The bill, sponsored by Majority Floor Leader Chris Garten, R-Charlestown, would give the Indiana Public Retirement System five years to divest from companies controlled by the world's most populous country or the Chinese Communist Party. It would also bar any future investments in companies or funds controlled by either.
Garten cited several reports noting the Asian country's interest in initiating cyberattacks and persecuting ethnic minorities.
"We have to acknowledge that any investment in China is an issue of national security and a monetary endorsement of human rights violations," he said. "It is important to protect Indiana's economic foundation and Hoosiers by ensuring their hard-earned money is being kept close to home instead of in the hands of adversarial states."

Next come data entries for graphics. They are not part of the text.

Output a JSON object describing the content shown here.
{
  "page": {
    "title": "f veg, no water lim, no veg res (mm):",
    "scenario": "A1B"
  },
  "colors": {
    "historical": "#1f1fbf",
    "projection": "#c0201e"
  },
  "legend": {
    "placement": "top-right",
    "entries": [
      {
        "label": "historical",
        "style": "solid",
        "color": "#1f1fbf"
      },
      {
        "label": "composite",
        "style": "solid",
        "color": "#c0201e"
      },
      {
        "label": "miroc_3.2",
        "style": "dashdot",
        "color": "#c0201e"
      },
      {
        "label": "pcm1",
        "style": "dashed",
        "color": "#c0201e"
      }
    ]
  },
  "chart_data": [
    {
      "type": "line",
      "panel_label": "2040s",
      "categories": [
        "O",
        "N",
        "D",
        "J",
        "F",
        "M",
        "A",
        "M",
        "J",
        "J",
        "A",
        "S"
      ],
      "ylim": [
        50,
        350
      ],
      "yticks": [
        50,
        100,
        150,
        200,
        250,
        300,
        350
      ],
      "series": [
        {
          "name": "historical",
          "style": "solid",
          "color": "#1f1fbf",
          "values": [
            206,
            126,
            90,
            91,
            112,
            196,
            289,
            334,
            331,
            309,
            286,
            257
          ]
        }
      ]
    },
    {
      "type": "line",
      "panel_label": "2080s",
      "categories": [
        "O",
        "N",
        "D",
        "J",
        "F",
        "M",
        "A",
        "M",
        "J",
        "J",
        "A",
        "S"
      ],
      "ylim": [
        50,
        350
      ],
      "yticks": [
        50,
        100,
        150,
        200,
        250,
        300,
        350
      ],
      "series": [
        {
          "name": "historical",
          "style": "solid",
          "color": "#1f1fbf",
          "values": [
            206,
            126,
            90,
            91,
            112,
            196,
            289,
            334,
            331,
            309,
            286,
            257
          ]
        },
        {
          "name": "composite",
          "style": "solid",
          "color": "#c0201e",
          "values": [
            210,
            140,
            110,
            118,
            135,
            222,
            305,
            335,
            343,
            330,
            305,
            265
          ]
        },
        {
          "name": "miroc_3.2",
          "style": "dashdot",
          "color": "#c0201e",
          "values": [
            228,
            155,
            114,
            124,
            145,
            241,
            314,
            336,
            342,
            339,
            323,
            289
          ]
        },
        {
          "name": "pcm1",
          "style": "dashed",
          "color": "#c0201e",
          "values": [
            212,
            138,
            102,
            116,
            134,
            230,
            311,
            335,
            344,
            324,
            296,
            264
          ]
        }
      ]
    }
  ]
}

According to the fiscal note attached to the bill, INPRS has more than $1 billion tied to Chinese investments. SB268 would require INPRS to liquidate about $750 million of that, with $400 million tied to stocks and $350 million in a commingled fund.
The note also warns of potentially lower returns on investment if INPRS needs to divest from restricted holdings. That does not seem to be an issue for Garten.
"We, as a state and as a nation, are in direct and daily conflict with the Communist Chinese Party, and yet we, the State of Indiana, remain invested in Chinese Communist Party interests," he said. "I cannot reconcile those two facts in my mind."
The pension plan said it already abides by restrictions put in place by Washington that prohibit investments that support companies working on Chinese military or surveillance projects.
The proposal to divest from Chinese interests comes as the state has already taken steps to block social media apps like TikTok from being downloaded or used on most state government devices. The company behind the video content site is based in China, raising concerns that it could access sensitive data.